Just tooling around for my own amusement, and I want to use a lambda, because I feel like it. Can I replace this function with a lambda?

def isodd(number):
    if (number%2 == 0):
        return False
    else:
        return True

Elementary, yes. But I'm interested to know...

Answer 1

Any time you see yourself writing:

if (some condition):
    return True
else:
    return False

you should replace it with a single line:

return (some condition)

Your function then becomes:

def isodd(number):
    return number % 2 != 0

You should be able to see how to get from there to the lambda solution that others have provided.

Answer 2

isodd = lambda number: (False, True)[number & 1]

Answer 3

And if you don't really need a function you can replace it even without a lambda. :)

(number % 2 != 0)

by itself is an expression that evaluates to True or False. Or even plainer,

bool(number % 2)

which you can simplify like so:

if number % 2:
    print "Odd!"
else:
    print "Even!"

But if that's readable or not is probably in the eye of the beholder.

Answer 4

Others already gave you replies that cover your particular case. In general, however, when you actually need an if-statement, you can use the conditional expression. For example, if you'd have to return strings "False" and "True" rather than boolean values, you could do this:

lambda num: "False" if num%2==0 else "True"

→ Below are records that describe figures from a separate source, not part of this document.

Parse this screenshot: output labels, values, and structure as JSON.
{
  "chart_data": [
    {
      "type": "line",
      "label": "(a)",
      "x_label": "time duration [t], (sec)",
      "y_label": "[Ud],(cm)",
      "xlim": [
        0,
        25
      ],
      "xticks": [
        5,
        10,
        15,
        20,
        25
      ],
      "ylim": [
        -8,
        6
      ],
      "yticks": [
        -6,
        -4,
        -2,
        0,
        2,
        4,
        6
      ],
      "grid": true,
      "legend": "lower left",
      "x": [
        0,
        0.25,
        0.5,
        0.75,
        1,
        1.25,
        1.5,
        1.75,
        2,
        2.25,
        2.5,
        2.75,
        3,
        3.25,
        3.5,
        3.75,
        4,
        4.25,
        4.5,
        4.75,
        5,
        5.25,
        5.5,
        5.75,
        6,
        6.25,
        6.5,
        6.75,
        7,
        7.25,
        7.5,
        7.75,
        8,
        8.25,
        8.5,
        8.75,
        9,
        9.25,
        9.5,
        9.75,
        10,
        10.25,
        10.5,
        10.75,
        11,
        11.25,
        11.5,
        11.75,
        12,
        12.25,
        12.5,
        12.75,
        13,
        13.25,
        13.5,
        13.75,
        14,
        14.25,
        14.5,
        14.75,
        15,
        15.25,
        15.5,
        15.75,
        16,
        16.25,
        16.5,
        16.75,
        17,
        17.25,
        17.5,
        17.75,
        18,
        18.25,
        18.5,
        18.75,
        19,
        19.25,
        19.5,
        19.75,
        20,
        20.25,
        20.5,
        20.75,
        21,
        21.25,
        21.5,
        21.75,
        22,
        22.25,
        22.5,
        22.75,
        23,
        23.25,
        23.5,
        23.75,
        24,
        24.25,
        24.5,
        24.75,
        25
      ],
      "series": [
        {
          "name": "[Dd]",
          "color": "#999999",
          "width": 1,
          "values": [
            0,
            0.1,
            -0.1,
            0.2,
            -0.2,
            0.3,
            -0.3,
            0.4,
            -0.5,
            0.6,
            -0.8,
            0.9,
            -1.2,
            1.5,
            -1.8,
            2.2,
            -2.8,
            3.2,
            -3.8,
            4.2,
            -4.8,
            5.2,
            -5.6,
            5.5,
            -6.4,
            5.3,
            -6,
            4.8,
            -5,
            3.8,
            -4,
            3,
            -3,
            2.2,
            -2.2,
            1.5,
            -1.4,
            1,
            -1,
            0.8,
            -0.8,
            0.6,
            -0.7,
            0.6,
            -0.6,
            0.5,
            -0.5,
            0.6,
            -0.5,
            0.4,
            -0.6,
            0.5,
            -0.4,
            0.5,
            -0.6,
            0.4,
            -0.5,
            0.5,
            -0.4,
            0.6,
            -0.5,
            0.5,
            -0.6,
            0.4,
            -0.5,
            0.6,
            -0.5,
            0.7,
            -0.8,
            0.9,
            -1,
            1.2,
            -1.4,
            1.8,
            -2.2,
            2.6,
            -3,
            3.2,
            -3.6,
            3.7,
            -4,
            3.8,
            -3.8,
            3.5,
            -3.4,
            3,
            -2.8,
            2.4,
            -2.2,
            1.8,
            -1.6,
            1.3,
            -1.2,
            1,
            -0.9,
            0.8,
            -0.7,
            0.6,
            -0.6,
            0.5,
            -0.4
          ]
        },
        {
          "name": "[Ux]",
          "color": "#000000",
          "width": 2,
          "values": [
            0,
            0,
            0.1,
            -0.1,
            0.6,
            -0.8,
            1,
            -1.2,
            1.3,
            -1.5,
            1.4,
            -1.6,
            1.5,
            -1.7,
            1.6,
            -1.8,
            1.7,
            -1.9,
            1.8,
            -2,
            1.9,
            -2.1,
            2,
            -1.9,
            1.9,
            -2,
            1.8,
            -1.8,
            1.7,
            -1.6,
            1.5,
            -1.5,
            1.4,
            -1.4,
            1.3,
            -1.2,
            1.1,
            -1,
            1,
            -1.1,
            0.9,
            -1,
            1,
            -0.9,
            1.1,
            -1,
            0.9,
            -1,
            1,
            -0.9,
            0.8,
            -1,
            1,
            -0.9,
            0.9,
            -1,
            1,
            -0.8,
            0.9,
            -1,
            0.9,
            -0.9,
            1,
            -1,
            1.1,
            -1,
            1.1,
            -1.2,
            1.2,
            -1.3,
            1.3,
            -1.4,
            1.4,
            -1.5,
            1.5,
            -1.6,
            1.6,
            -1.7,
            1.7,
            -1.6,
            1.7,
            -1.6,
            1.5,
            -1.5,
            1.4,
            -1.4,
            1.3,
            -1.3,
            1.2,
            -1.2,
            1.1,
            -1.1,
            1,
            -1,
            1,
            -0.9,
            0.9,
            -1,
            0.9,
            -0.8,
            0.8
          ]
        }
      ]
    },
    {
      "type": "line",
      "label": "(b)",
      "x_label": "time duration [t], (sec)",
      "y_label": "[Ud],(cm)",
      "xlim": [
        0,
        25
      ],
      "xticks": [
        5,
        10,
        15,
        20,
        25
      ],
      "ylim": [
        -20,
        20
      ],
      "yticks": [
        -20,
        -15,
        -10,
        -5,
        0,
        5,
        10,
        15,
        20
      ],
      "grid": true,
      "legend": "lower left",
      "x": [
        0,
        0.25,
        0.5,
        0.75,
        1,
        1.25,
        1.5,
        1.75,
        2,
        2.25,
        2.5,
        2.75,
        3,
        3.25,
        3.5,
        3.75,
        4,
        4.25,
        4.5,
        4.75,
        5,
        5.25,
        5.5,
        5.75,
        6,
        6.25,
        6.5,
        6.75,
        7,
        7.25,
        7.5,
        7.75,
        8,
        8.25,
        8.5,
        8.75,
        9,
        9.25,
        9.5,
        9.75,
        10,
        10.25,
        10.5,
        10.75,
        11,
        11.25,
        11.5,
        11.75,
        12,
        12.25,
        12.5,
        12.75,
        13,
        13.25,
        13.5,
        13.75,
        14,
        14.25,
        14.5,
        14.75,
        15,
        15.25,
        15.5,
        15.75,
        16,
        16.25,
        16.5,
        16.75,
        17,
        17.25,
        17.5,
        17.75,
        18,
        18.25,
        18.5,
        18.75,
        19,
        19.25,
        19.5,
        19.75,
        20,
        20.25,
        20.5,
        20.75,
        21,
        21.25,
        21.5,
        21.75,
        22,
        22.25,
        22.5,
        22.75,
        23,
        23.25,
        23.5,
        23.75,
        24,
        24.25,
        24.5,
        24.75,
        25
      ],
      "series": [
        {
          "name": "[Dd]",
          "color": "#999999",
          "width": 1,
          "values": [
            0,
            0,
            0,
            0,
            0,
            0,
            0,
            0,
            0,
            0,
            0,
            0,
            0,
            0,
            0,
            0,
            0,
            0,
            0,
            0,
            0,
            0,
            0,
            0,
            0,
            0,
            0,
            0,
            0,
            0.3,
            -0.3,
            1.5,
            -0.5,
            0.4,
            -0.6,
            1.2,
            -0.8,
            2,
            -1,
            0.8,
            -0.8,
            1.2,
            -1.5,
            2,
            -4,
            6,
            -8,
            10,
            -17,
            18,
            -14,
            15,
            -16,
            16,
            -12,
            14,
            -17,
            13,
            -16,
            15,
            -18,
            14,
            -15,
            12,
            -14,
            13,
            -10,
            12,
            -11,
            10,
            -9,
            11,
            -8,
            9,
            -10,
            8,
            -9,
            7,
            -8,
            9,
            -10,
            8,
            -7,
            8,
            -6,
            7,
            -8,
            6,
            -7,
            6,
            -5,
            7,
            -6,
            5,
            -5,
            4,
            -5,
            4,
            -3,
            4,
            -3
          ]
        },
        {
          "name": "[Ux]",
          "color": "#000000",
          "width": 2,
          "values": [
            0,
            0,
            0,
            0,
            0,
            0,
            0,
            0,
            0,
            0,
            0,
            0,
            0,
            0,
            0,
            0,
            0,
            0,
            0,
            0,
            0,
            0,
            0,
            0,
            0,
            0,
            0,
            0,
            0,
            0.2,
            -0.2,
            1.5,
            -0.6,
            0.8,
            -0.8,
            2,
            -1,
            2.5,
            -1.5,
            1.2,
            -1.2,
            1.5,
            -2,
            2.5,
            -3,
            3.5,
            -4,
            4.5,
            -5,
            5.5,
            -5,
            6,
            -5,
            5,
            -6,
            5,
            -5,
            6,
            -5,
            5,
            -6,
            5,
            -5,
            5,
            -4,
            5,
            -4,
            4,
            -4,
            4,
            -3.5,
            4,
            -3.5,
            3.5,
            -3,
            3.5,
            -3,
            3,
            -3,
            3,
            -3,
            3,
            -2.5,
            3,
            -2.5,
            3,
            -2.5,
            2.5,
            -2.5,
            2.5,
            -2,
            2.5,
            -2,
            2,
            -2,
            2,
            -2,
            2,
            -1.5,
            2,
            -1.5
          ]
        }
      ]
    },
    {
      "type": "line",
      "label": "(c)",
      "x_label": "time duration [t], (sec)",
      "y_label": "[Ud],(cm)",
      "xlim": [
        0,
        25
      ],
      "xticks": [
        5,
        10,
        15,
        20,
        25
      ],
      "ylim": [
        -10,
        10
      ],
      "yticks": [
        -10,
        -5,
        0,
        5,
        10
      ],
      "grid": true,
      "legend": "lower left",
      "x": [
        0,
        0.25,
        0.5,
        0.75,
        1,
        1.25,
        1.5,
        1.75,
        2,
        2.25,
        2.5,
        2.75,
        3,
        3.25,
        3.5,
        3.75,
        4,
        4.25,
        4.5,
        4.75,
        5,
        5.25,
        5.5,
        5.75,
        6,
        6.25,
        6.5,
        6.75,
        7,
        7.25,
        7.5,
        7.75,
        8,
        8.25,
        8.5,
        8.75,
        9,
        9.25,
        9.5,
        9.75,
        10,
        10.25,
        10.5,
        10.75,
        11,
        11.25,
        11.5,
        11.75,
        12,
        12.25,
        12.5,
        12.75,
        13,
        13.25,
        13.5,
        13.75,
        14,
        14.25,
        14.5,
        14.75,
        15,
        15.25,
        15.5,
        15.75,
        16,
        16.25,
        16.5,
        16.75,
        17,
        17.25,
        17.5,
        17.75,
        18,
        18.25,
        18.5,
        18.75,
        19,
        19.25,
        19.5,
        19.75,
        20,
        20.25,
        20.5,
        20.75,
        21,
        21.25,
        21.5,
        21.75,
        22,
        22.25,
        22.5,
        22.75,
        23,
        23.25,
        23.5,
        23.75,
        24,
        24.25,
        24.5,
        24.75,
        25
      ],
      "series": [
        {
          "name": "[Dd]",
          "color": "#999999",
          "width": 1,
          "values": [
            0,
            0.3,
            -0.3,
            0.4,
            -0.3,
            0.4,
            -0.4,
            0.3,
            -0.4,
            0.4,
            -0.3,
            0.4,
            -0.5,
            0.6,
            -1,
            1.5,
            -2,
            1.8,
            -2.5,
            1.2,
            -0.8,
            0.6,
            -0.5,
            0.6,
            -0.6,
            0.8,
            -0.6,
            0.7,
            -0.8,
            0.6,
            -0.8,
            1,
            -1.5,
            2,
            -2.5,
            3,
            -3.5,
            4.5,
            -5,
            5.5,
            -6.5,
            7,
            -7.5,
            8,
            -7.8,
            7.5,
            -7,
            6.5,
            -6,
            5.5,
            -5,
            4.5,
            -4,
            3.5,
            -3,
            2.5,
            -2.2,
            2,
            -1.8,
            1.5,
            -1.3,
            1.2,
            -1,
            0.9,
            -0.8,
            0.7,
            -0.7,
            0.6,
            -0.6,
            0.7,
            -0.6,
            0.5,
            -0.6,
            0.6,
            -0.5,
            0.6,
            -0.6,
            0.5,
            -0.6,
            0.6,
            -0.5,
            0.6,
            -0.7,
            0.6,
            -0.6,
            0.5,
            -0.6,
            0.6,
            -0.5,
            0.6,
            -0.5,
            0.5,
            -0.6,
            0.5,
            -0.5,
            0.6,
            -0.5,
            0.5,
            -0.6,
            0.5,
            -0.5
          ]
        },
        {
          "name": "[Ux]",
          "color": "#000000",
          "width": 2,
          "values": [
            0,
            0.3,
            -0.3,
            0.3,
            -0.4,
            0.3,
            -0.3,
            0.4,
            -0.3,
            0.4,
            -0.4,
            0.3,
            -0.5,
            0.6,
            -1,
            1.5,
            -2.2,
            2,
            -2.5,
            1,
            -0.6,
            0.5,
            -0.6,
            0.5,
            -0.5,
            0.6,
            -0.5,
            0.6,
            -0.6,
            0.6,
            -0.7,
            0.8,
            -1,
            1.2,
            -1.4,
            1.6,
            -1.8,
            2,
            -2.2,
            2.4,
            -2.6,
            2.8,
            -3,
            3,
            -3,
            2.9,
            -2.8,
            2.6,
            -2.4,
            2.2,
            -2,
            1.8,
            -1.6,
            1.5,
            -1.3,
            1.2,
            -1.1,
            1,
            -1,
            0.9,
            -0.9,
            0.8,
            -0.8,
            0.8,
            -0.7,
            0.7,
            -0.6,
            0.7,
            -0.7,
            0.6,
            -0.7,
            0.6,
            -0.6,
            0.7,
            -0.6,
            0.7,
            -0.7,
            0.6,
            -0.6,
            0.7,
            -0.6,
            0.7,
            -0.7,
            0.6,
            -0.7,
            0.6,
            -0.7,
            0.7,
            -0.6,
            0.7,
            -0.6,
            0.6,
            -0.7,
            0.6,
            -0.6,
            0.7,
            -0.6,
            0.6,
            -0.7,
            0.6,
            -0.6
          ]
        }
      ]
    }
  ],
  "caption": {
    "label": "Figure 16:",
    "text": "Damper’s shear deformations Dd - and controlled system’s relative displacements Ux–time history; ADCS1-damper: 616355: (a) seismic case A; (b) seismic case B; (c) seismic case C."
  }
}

The definition of this expression in Python language reference is as follows:

The expression x if C else y first evaluates C (not x); if C is true, x is evaluated and its value is returned; otherwise, y is evaluated and its value is returned.

Answer 5

And also don't forget that you can emulate complex conditional sentences with simple short-circuit logic, taking advantage that "and" and "or" return some of their ellements (the last one evaluated)... for example, in this case, supposing you'd want to return something different than True or False

lambda x: x%2 and "Odd" or "Even"

Answer 6

Yes you can:

isodd = lambda x: x % 2 != 0

Answer 7

isodd = lambda number: number %2 != 0

Answer 8

lambda num: num % 2 != 0